In a New York Times interview published on Sunday, Wallace revealed that he “just no longer felt comfortable” with the programming at Fox – but said discomfort apparently did not start until after the 2020 election.

“Before, I found it was an environment in which I could do my job and feel good about my involvement at Fox,” Wallace told the Times. “And since November of 2020, that just became unsustainable, increasingly unsustainable as time went on.”

The ex-Fox anchor said he was “fine with opinion,” but “when people start to question the truth – Who won the 2020 election? Was Jan. 6 an insurrection? – I found that unsustainable.”

Wallace confirmed NPR’s report that he had complained to Fox’s upper brass about then-fellow Fox News host Tucker Carlson’s so-called “documentary” series about the Jan. 6 Capitol insurrection that aimed to whitewash the attack as a “false flag” operation (two longtime Fox contributors quit over the series as well).

But why didn’t the broadcasting veteran leave Fox far sooner if he were truly concerned about the outlet spreading disinformation?

“I think Fox has changed over the course of the last year and a half,” Wallace said. “But I can certainly understand where somebody would say, ‘Gee, you were a slow learner, Chris.'”
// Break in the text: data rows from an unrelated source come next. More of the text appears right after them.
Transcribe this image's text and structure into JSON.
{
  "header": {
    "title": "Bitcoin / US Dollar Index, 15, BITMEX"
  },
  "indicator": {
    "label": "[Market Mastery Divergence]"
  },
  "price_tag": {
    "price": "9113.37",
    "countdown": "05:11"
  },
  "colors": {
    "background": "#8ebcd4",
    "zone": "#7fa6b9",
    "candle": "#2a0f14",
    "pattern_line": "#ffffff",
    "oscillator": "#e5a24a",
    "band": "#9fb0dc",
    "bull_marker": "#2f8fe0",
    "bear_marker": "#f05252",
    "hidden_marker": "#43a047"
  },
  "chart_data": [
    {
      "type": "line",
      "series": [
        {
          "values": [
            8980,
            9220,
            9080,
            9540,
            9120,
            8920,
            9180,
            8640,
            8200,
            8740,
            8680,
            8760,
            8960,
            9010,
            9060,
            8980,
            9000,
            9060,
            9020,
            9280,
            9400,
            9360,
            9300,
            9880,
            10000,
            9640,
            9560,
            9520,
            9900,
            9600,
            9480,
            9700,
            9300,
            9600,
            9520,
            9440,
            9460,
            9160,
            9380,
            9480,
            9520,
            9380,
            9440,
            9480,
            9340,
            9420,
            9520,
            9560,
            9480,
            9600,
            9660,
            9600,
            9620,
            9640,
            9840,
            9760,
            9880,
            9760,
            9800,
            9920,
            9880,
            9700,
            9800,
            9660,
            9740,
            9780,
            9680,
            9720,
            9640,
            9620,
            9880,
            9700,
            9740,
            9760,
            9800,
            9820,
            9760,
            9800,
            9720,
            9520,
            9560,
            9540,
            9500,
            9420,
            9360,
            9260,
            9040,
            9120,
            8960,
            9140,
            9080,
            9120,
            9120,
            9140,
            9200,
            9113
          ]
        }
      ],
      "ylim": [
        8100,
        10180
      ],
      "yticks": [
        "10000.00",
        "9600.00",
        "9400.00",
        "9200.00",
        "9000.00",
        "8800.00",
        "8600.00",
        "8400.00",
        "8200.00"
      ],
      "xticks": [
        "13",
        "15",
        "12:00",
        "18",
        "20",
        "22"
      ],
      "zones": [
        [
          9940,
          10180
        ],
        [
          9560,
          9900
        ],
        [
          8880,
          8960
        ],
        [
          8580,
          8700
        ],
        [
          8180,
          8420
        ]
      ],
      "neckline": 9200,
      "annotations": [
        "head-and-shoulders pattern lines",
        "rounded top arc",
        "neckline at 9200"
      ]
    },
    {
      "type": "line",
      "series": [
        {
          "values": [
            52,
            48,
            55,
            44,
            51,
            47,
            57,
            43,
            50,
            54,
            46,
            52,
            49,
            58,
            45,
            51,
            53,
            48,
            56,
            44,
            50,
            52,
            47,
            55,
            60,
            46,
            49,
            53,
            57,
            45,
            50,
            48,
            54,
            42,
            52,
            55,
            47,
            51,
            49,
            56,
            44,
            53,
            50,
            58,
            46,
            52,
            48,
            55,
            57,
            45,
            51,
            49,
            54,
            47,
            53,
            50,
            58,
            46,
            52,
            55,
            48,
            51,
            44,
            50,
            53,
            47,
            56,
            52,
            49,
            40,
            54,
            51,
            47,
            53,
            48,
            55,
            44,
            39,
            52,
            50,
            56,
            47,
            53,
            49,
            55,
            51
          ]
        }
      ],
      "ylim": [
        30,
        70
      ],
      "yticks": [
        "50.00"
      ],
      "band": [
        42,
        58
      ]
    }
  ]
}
Slow learner or not, Wallace was there when Fox boosted Donald Trump’s racist birther conspiracy theory about Barack Obama, when Tucker Carlson amplified well-known white nationalist talking points and when Fox fed its viewers so much disinformation about COVID-19 those viewers became more likely than others to believe the government was overhyping the pandemic and that vaccines were dangerous.

Wallace also stayed aboard Fox throughout the massive sexual harassment scandal of chief executive Roger Ailes in 2016.